Lets apply this to a single document.

from tgclients import Aggregator
aggregator = Aggregator()

aggregator.render(textgrid_uris='textgrid:vqmz.0', stylesheet_uri='textgrid:4228q').text
'37436'
###
# reset those parameters
###
all_words = 0

# get the first set of results
results = tgsearch.search(query=query, filters=filters, limit=limit)
total = int(results.hits)
print(f'tgsearch reponse: {total:,} new XML objects where added between {start_date} and {end_date}.')

print('Not downloading, but counting now…')
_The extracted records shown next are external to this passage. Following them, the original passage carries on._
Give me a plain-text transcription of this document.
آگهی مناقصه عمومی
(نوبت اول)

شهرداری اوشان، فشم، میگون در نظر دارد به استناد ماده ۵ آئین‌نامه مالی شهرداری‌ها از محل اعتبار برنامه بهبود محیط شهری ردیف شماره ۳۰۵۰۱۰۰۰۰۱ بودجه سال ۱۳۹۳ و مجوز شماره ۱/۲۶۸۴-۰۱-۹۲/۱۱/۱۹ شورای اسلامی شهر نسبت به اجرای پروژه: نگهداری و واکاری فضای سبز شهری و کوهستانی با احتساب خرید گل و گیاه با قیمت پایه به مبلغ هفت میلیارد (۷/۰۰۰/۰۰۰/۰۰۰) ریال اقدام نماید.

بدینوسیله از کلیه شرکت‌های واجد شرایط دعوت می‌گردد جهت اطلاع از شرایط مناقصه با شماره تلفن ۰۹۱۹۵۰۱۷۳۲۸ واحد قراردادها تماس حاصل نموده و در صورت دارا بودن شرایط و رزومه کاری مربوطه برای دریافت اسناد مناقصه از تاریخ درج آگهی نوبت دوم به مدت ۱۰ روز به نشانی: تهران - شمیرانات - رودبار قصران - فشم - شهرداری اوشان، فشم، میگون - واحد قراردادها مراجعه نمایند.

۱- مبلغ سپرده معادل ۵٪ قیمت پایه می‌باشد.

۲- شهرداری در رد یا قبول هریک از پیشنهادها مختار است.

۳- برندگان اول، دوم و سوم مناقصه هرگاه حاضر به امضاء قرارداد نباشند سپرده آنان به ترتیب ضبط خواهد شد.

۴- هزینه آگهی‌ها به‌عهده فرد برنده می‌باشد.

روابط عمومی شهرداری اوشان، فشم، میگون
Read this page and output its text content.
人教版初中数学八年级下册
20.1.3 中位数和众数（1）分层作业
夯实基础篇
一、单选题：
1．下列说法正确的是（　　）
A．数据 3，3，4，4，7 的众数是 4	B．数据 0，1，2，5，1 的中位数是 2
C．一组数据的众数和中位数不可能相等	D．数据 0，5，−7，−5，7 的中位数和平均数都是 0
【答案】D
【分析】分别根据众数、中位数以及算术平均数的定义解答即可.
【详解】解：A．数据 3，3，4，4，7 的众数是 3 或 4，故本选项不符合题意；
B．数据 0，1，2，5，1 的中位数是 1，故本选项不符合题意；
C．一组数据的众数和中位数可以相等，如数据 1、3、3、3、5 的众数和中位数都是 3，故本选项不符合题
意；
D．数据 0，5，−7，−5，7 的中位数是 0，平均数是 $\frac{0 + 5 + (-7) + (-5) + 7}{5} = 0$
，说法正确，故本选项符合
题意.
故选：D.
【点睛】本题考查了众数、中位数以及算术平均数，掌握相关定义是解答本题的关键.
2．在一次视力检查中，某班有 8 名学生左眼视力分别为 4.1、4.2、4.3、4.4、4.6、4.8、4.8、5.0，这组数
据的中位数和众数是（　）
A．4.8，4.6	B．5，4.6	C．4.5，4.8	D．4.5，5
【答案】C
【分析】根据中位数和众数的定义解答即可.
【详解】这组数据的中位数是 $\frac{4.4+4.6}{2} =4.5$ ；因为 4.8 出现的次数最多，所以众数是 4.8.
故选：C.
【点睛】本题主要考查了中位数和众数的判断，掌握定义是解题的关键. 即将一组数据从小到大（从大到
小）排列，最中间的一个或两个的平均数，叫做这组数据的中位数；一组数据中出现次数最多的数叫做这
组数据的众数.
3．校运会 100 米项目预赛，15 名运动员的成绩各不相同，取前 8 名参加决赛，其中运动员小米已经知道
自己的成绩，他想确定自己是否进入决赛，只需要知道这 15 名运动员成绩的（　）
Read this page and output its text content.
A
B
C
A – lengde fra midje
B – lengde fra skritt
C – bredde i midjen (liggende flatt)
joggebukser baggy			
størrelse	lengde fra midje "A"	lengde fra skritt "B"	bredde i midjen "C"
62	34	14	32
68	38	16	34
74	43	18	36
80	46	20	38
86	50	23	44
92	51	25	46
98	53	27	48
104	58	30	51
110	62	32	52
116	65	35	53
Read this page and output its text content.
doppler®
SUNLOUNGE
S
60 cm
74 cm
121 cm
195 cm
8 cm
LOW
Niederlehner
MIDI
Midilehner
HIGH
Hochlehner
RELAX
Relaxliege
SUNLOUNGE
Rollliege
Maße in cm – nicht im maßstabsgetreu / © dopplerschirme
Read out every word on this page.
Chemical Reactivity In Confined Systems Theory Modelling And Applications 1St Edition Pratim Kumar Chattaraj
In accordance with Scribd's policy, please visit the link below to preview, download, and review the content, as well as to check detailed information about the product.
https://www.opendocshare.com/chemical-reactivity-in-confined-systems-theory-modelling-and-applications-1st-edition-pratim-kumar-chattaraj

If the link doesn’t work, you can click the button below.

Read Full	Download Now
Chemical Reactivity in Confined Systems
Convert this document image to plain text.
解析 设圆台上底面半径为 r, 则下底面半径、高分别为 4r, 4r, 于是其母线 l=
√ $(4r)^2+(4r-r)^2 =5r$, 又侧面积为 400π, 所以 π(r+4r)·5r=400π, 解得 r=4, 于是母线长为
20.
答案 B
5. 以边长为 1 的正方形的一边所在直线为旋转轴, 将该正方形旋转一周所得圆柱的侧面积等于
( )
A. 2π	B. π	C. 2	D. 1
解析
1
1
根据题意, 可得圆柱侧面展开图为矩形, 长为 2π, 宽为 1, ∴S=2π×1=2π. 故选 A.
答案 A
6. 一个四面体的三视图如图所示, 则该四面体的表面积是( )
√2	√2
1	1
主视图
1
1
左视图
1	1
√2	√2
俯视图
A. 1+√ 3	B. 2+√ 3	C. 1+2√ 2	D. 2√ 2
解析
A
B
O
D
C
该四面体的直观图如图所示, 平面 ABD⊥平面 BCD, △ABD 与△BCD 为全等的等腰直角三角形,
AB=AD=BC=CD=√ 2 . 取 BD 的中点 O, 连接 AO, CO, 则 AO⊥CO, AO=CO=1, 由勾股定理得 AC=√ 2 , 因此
# iterate the search results an query again (paging) until there are no hits left
with tqdm(total=total) as pbar:
    while True:

        for result in results.result:
            uri = result.object_value.generic.generated.textgrid_uri.value
    
            # get number of tokens from the aggregator
            number_str = aggregator.render(textgrid_uris=uri, stylesheet_uri='textgrid:4228q').text

            # count all occurences of one or more alphanumericals chars in row
            num_words = int(number_str)
    
            all_words += num_words
            pbar.set_description(f'words: {all_words:,}')
            pbar.update(1)
    
        if results.next is None:
            break
        # get next result set from tgsearch
        results = tgsearch.search(query=query, filters=filters, start=results.next, limit=limit)

# tell what we found out
print(f'Found {all_words:,} words in {total:,} XML documents since {start_date},')
print(f'''which sums up to {all_words + words_until_start_date:,} words in 
{total+objects_until_start_date:,} XML documents in the whole repository as of {end_date}.''')
tgsearch reponse: 169 new XML objects where added between 2025-07-01 and 2025-09-01.
Not downloading, but counting now…
Found 42,412 words in 169 XML documents since 2025-07-01,
which sums up to 356,707,232 words in 
119,180 XML documents in the whole repository as of 2025-09-01.

It will not count the same as the code before because different regular expressions are used. Feel free to refine and adjust to your needs. XSLT files can be published without further restrictions.